Price-cutting has turned brutal. The squeeze began in China, where too much capacity pushed margins down to 4.3 per cent. BYD set the tone in Thailand in 2024, chopping prices by up to 20 per cent on models such as the Atto 3 and dropping some versions below 25,000 dollars, undercutting Japanese rivals.
Great Wall Motor, Changan, and GAC Aion followed with 10 to 20 per cent cuts to win footfall. A senior Great Wall Motor Thailand executive summed it up as a fight to survive, then warned the cycle of discounts trains buyers to wait, which drains cash across the sector.
Neta Bankruptcy
Neta Auto has been the first major casualty. The brand once held 12 per cent of Thailand’s EV market in 2023, selling 12,000 units that year.
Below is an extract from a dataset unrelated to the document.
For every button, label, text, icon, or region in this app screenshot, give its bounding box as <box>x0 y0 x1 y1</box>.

Its parent, Zhejiang Hozon New Energy Automobile, filed for bankruptcy in June 2025 with 1.4 billion dollars in debt and losses above 1.4 billion dollars. A rapid push to grow gave way to service backlogs, parts shortages, and a 48.5 per cent sales drop in early 2025.
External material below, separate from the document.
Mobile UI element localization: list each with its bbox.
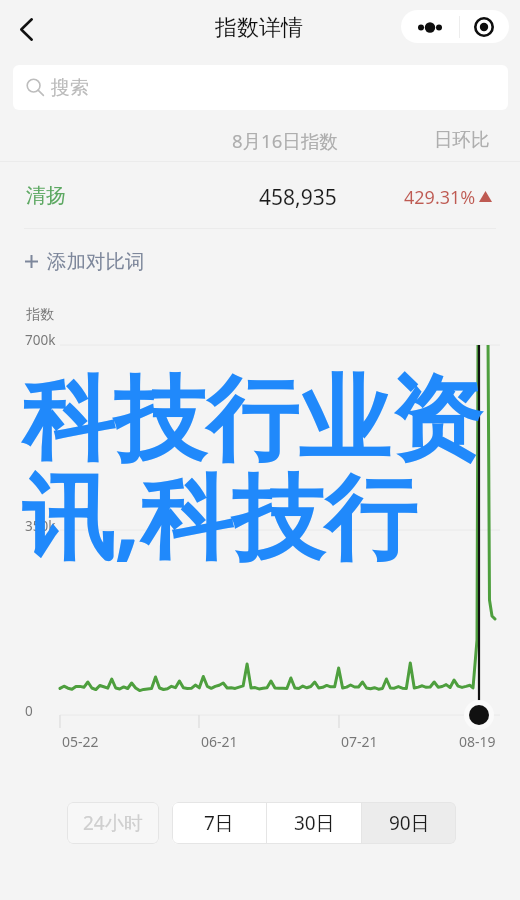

The crash has been harsh for Thailand. Neta’s dealer network has shrunk from 60 to 40 outlets, and more closures may follow. Unpaid subsidies worth up to 400 million baht have left dealers short of cash.
One operator in Nonthaburi says orders went unpaid, and legal action for 200 million baht is underway. Another large group has closed eight of its eleven sites, citing broken trust with buyers and suppliers.
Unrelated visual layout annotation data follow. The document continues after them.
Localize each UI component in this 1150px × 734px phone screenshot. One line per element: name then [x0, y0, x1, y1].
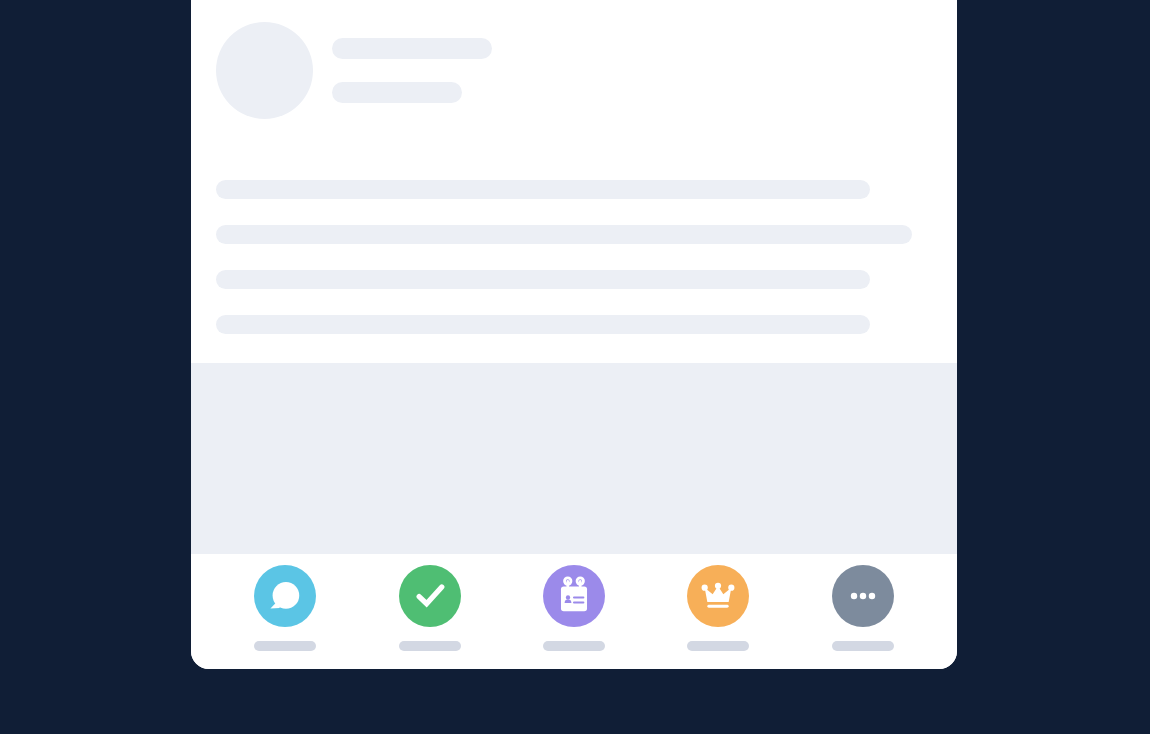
button[interactable]: Chats	[235, 554, 335, 651]
button[interactable]: More	[813, 554, 913, 651]
button[interactable]: Premium	[668, 554, 768, 651]
button[interactable]: Contacts	[524, 554, 624, 651]
button[interactable]: Tasks	[380, 554, 480, 651]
Owners are bearing the brunt. More than 20,000 Neta drivers face months-long waits for repairs, often near ten months, and worry about warranties. A teacher in Chiang Mai who bought a Neta V in 2023 has turned to third-party cover after a failed central display unit and says parts are impossible to get. Insurers, including Allianz Ayudhya, are raising premiums or billing owners directly, wary of failing after-sales support.
Dealer Discount Practices
Thailand’s Office of the Consumer Protection Board has begun a class-action review and called in Neta executives to protect customers. The Excise Department, enforcing EV3.0 incentives, has ordered Neta to build 19,000 units locally this year.
Only about 4,000 have been produced so far, which makes the target improbable. Officials say Neta Thailand is a distinct entity, yet the parent’s problems could spill over.
Thailand still aims for EVs to make up 30 per cent of production by 2030, though experts caution that price alone cannot drive durable growth. Quality, service and stable finance will matter most.
BYD looks stronger than its peers, with a new plant in Rayong capable of 150,000 vehicles a year, and it remains largely intact for now. Even so, its Thai operations drew scrutiny in 2024 over dealer discount practices, which keeps pressure on its brand.
For drivers like the Bangkok fleet owner, the promise of affordable electric cars now feels risky. He had hoped for progress, yet he is parking cars and waiting for answers. With recalls piling up, brands slashing prices, and one rival already down, Thailand’s route to mass EV adoption looks bumpy and far longer than planners expected.